Bio2: Darlene Wong is working as a Sr Staff Engineer at Palo Alto Networks. Before PAN, she worked in development role at Juniper Networks & Cisco Systems.
Description: Commonly used in image recognition, speech to text and text analysis, Principal Components Analysis (or PCA) separates the signal from the noise in your data and reduces your dimensionality so that meaningful analyses can be performed.
Abstract: PCA is vital for reducing high dimensional models with sparsity issues, without sacrificing the information contributed by each feature. In this talk, I will be explaining what happens under the hood during PCA, making the code and math accessible and interpretable.

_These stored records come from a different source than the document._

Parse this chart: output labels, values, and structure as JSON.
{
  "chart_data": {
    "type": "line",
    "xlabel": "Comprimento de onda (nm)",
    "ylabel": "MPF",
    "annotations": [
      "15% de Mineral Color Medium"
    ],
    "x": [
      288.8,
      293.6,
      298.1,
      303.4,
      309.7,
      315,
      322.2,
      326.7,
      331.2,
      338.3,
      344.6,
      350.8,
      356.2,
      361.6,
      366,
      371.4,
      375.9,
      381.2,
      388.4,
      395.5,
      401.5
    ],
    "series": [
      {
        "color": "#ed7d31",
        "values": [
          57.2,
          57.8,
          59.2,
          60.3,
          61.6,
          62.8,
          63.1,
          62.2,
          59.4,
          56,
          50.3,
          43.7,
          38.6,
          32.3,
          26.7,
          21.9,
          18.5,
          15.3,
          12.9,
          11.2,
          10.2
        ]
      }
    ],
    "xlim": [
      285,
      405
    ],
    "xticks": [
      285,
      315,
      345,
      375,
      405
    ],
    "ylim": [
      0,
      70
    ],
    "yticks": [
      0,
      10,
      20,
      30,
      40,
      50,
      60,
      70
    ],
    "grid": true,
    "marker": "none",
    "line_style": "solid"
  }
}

Bio: Rumman comes to data science from a quantitative social science background. Prior to joining Metis, she was a data scientist at Quotient Technology, where she used retailer transaction data to build an award-winning media targeting model. Her industry experience ranges from public policy, to economics, and consulting. Her prior clients include the World Bank, the Vera Institute of Justice, and the Los Angeles County Museum of the Arts. She holds two undergraduate degrees from MIT, a Masters in Quantitative Methods of the Social Sciences from Columbia, and she is currently finishing her Political Science PhD from the University of California, San Diego. Her dissertation uses machine learning techniques to determine whether single-industry towns have a broken political process. Her passion lies in teaching and learning from teaching. In her spare time, she teaches and practices yoga, reads comic books, and works on her podcast.